Uğur Mumcu öldürüldü. Burjuvazi Mumcu gömmekten çok, kemalizmi övme işiyle uğraştı. Hâlâ bir “milli dava” yaratabildiğini görmeye açıkçası ihtiyacı vardı. Bu arada II. Cumhuriyetçilere reformların ve uluslararası arenada koşturulacak atın sınırları da belirtilmiş oldu. Bu açıdan Uğur Mumcu ideal bir örnektir. İnter Star’ın Bosna-Hersek Kampanyası’nın karşılığı TV l’de Uğur Mumcu’nun cenaze töreninin yayınlanmasıyla verildi. Bu arada Türk’ün Türk’ten başka dostu olmadığı ve II. Cumhuriyetçilerin anti-kemalist ittifak cephesinde olan İslamcılığa da vurulabileceği anlatıldı. İttifak öbür ayağı reformcu Kürtler’e yönelik hadlerini bildirici sınırı Uğur Mumcu çerçevesi çizmeye yeterdi.

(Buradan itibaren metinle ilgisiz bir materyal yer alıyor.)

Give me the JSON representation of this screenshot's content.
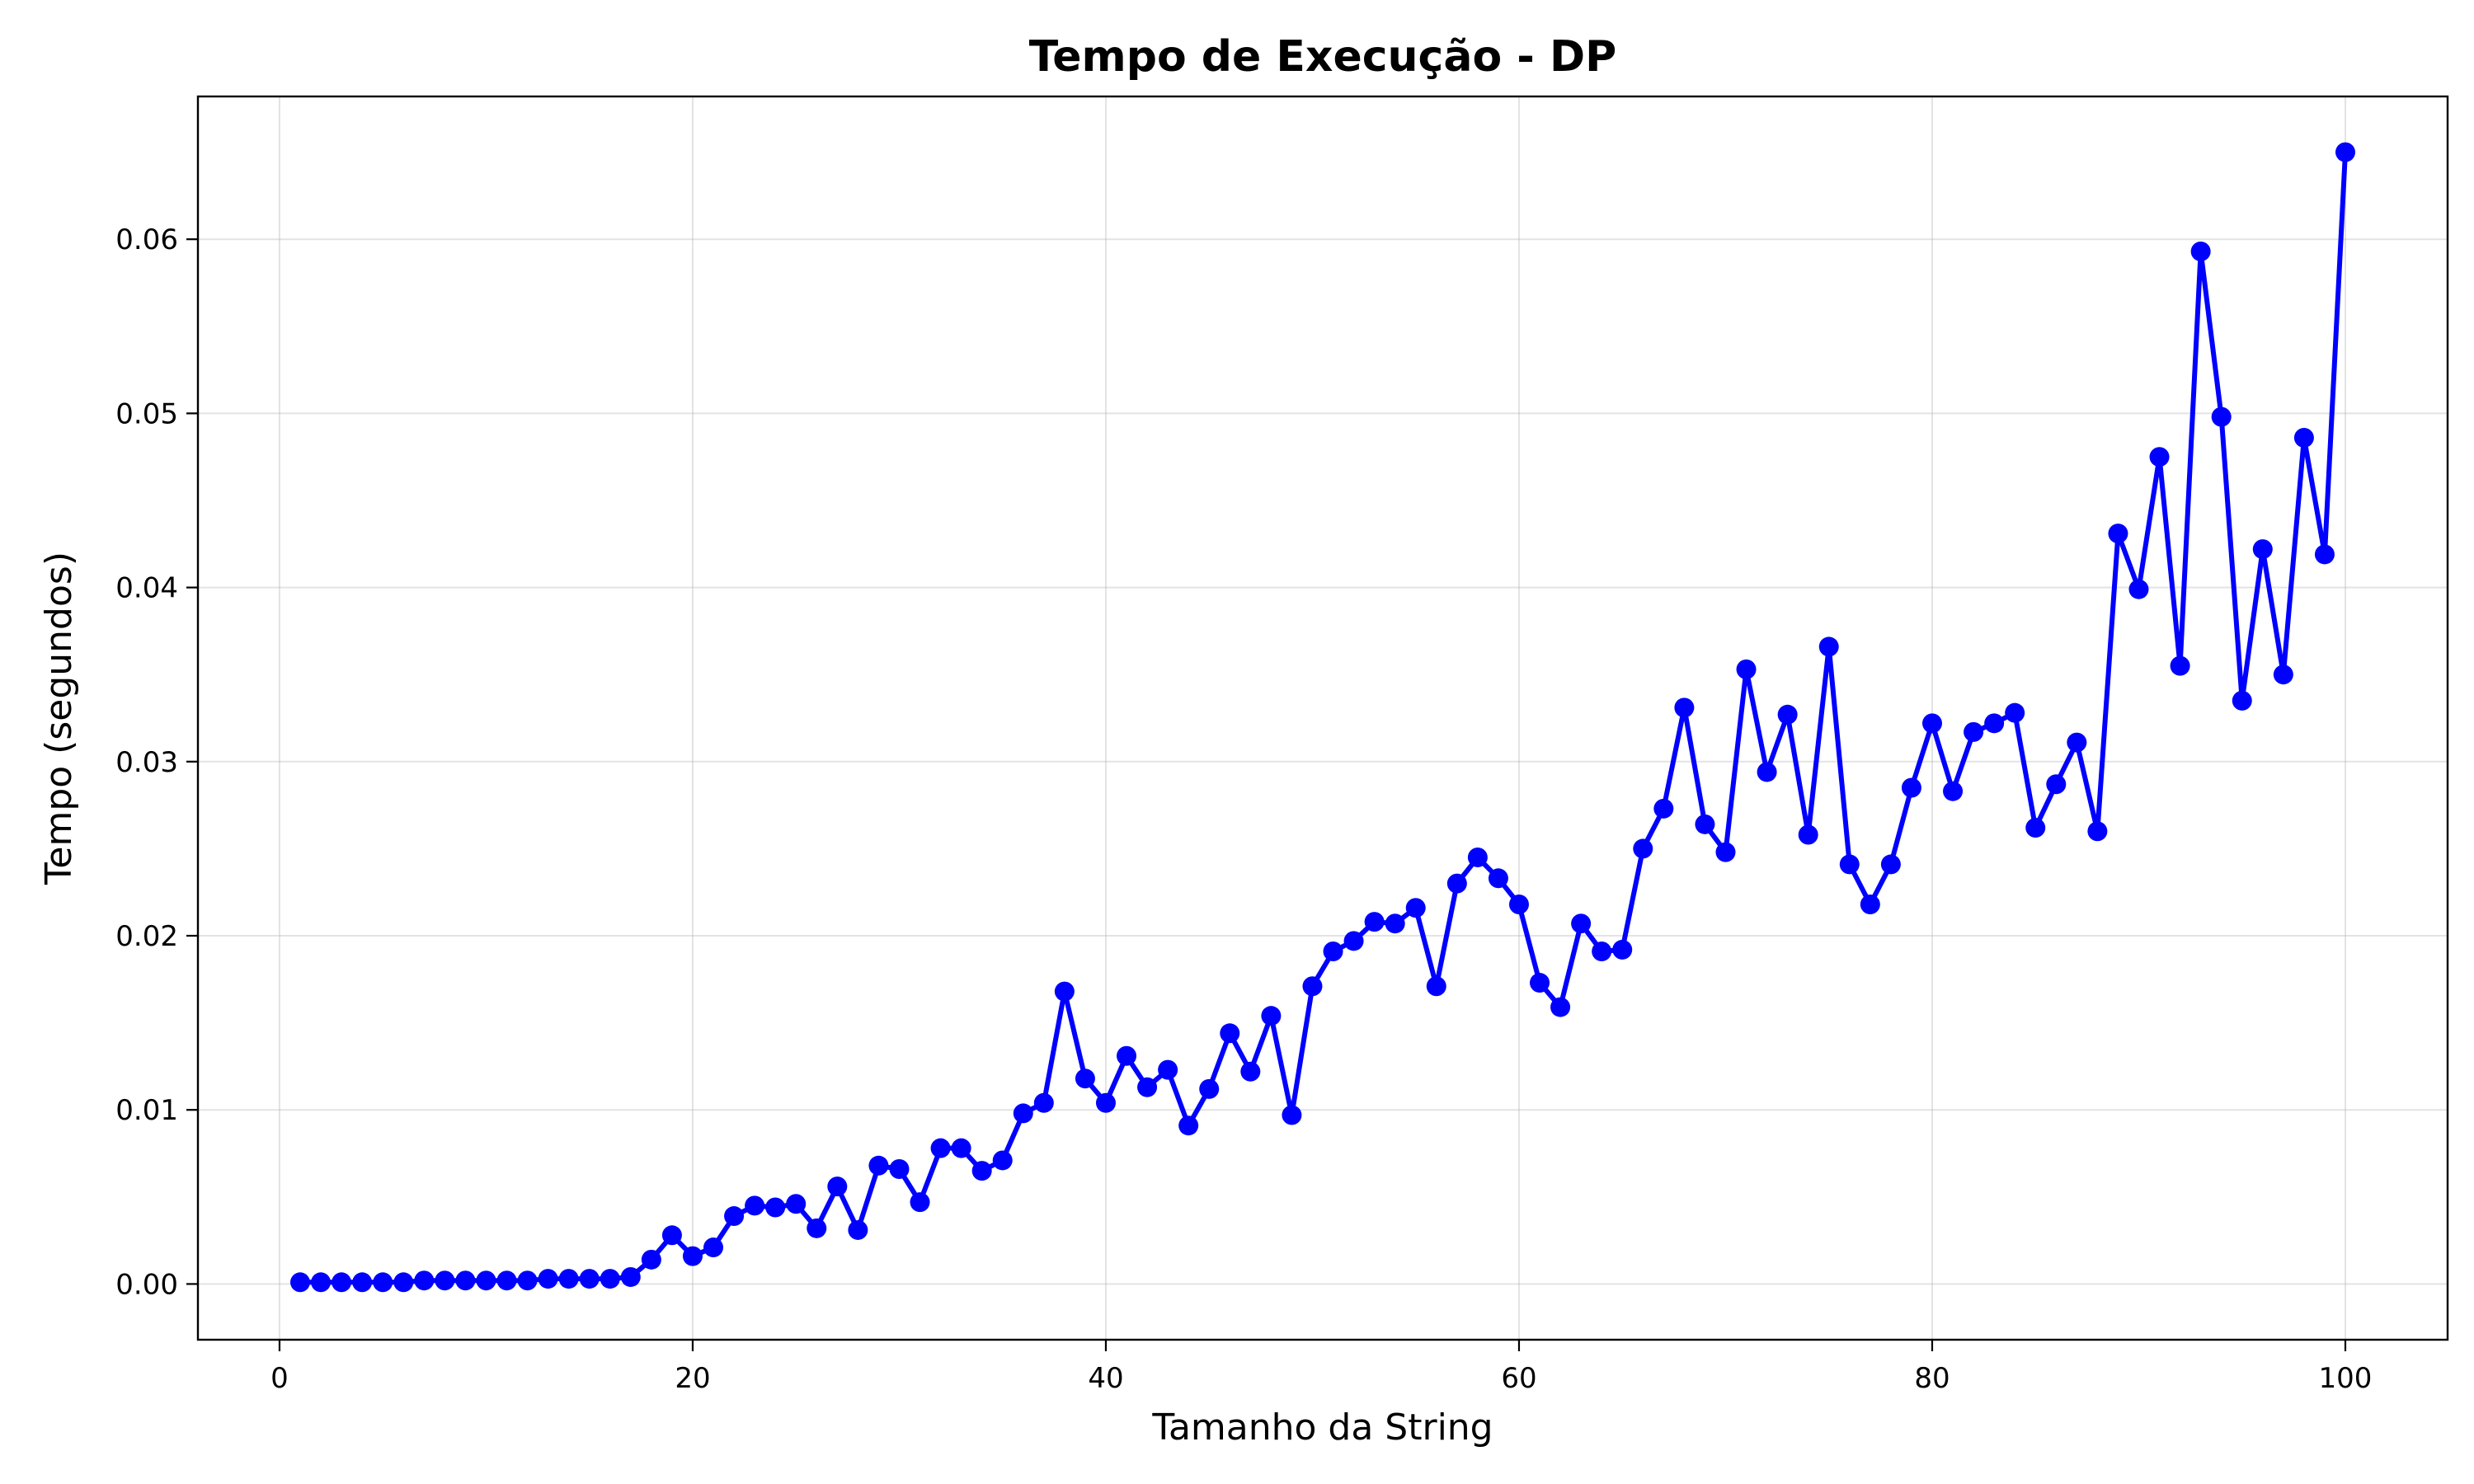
{
  "chart_data": {
    "type": "line",
    "title": "Tempo de Execução - DP",
    "xlabel": "Tamanho da String",
    "ylabel": "Tempo (segundos)",
    "xlim": [
      -3.95,
      104.95
    ],
    "ylim": [
      -0.0032,
      0.0682
    ],
    "xticks": [
      0,
      20,
      40,
      60,
      80,
      100
    ],
    "xtick_labels": [
      "0",
      "20",
      "40",
      "60",
      "80",
      "100"
    ],
    "yticks": [
      0.0,
      0.01,
      0.02,
      0.03,
      0.04,
      0.05,
      0.06
    ],
    "ytick_labels": [
      "0.00",
      "0.01",
      "0.02",
      "0.03",
      "0.04",
      "0.05",
      "0.06"
    ],
    "grid": true,
    "line_color": "#0000ff",
    "marker": "circle",
    "series": [
      {
        "x": [
          1,
          2,
          3,
          4,
          5,
          6,
          7,
          8,
          9,
          10,
          11,
          12,
          13,
          14,
          15,
          16,
          17,
          18,
          19,
          20,
          21,
          22,
          23,
          24,
          25,
          26,
          27,
          28,
          29,
          30,
          31,
          32,
          33,
          34,
          35,
          36,
          37,
          38,
          39,
          40,
          41,
          42,
          43,
          44,
          45,
          46,
          47,
          48,
          49,
          50,
          51,
          52,
          53,
          54,
          55,
          56,
          57,
          58,
          59,
          60,
          61,
          62,
          63,
          64,
          65,
          66,
          67,
          68,
          69,
          70,
          71,
          72,
          73,
          74,
          75,
          76,
          77,
          78,
          79,
          80,
          81,
          82,
          83,
          84,
          85,
          86,
          87,
          88,
          89,
          90,
          91,
          92,
          93,
          94,
          95,
          96,
          97,
          98,
          99,
          100
        ],
        "y": [
          0.0001,
          0.0001,
          0.0001,
          0.0001,
          0.0001,
          0.0001,
          0.0002,
          0.0002,
          0.0002,
          0.0002,
          0.0002,
          0.0002,
          0.0003,
          0.0003,
          0.0003,
          0.0003,
          0.0004,
          0.0014,
          0.0028,
          0.0016,
          0.0021,
          0.0039,
          0.0045,
          0.0044,
          0.0046,
          0.0032,
          0.0056,
          0.0031,
          0.0068,
          0.0066,
          0.0047,
          0.0078,
          0.0078,
          0.0065,
          0.0071,
          0.0098,
          0.0104,
          0.0168,
          0.0118,
          0.0104,
          0.0131,
          0.0113,
          0.0123,
          0.0091,
          0.0112,
          0.0144,
          0.0122,
          0.0154,
          0.0097,
          0.0171,
          0.0191,
          0.0197,
          0.0208,
          0.0207,
          0.0216,
          0.0171,
          0.023,
          0.0245,
          0.0233,
          0.0218,
          0.0173,
          0.0159,
          0.0207,
          0.0191,
          0.0192,
          0.025,
          0.0273,
          0.0331,
          0.0264,
          0.0248,
          0.0353,
          0.0294,
          0.0327,
          0.0258,
          0.0366,
          0.0241,
          0.0218,
          0.0241,
          0.0285,
          0.0322,
          0.0283,
          0.0317,
          0.0322,
          0.0328,
          0.0262,
          0.0287,
          0.0311,
          0.026,
          0.0431,
          0.0399,
          0.0475,
          0.0355,
          0.0593,
          0.0498,
          0.0335,
          0.0422,
          0.035,
          0.0486,
          0.0419,
          0.065
        ]
      }
    ]
  }
}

Milli bir dava yaratma ihtiyacını kronikleştirense depolitizasyonun burjuvazi açısından kritik bir noktaya varmış olmasıdır. Siyasal sistem inandırıcılığını ve çekiciliğini yitirmiştir. Düzenin kısmi de olsa, politizasyon süreçlerine ihtiyacı vardır. Bu sorun şimdilik taşıma suyla halledilmektedir; Türkiye Cumhuriyeti Devleti bir takım uluslararası meselelerde taraf olmakta, bu da “milli birliğimizi” güçlendirmektedir. Bu dış politika meselelerinde de bir ayrışmaya dayalı politizasyon, farklı siyasal görüşler yoktur; üç aşağı beş yukarı herkes aynı şeyleri söylemektedir.

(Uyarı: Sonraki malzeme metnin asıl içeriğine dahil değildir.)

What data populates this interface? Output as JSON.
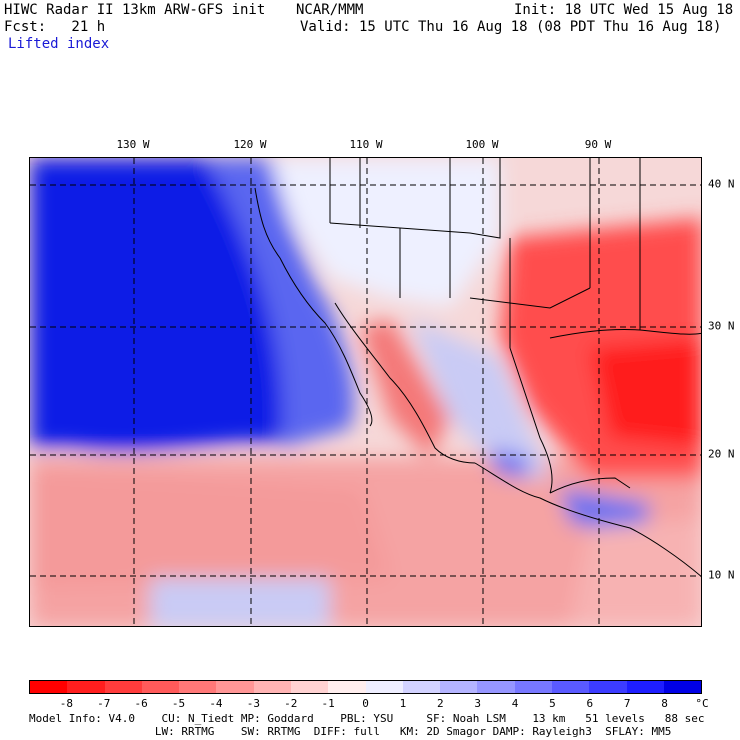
{
  "header": {
    "model_title": "HIWC Radar II 13km ARW-GFS init",
    "org": "NCAR/MMM",
    "init": "Init: 18 UTC Wed 15 Aug 18",
    "fcst": "Fcst:   21 h",
    "valid": "Valid: 15 UTC Thu 16 Aug 18 (08 PDT Thu 16 Aug 18)",
    "field": "Lifted index"
  },
  "map": {
    "lon_labels": [
      "130 W",
      "120 W",
      "110 W",
      "100 W",
      "90 W"
    ],
    "lat_labels": [
      "40 N",
      "30 N",
      "20 N",
      "10 N"
    ]
  },
  "colorbar": {
    "unit": "°C",
    "tick_labels": [
      "-8",
      "-7",
      "-6",
      "-5",
      "-4",
      "-3",
      "-2",
      "-1",
      "0",
      "1",
      "2",
      "3",
      "4",
      "5",
      "6",
      "7",
      "8"
    ],
    "colors": [
      "#ff0000",
      "#ff1e1e",
      "#ff3c3c",
      "#ff5a5a",
      "#ff7878",
      "#ff9696",
      "#ffb4b4",
      "#ffd2d2",
      "#ffeeee",
      "#eeeeff",
      "#d2d2ff",
      "#b4b4ff",
      "#9696ff",
      "#7878ff",
      "#5a5aff",
      "#3c3cff",
      "#1e1eff",
      "#0000e6"
    ]
  },
  "footer": {
    "line1": "Model Info: V4.0    CU: N_Tiedt MP: Goddard    PBL: YSU     SF: Noah LSM    13 km   51 levels   88 sec",
    "line2": "                   LW: RRTMG    SW: RRTMG  DIFF: full   KM: 2D Smagor DAMP: Rayleigh3  SFLAY: MM5"
  }
}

İç çelişkilerin önüne dış düşman öcüsüyle bastırılması yeni bir şey değildir. Burada ilginç olan, Türkiye solcusunun böyle bir zemine teslim olma eğiliminin hala çok güçlü olmasıdır. Türki Cumhuriyetler sözkonusu olduğunda, bu cumhuriyetlere yönelik olarak alternatif bir ideolojik mücadele hedefiyle bu alana burjuvaziyle birlikte girme hedefini önlerine koyanlar olmuştur. Bosna-Hersek sözkonusu olduğunda kolay yoldan anti-amerikancı olmanın bir yolu bulunmuştur. Galiba, Türkiyeli solcusunun “bu halkın önünde bir an önce temize çıkmak” gibi bir derdi var. Birincisi bu suçluluk duygusu hoşgörülebilecek bir şey değildir. Temiz değildir. İkincisi amerikancı olmanın tek yolu, Amerika’nın her söylediğini onaylamak değildir; Amerika’nın oluşturduğu gündeme bağımlı olmak bu “iş” için yeterlidir.
Türkiyeli komünistlerin bu toplumun önüne bir başka gündem koyma zorunlulukları vardır. Burjuvazi ve burjuva devlet bir takım denge hesapları, bu dengeler içinde taraf olma gibi hesaplarla uğraşabilir. Komünistler dengesizliklerle ilgilenmek durumundadırlar. Komünistler bir denge hesabı yapacaksa, bir tarafında kendileri olmalıdır.
Bizim gündemimiz kendimizi bir güç olarak kurmaktır. Bizim gündemimiz sınıf mücadelesidir. Eski Yugoslavya sınırları içinde gerçekleşen “tribal” çekişmelerde taraf olmak kolay olabilir, ama bizim işimiz oradaki sınıf mücadelesinde taraf olmaktır. Bir yeni enternasyonalizmin bileşenlerini ayıklamak ve ayaklarını oluşturmak zorundayız biz.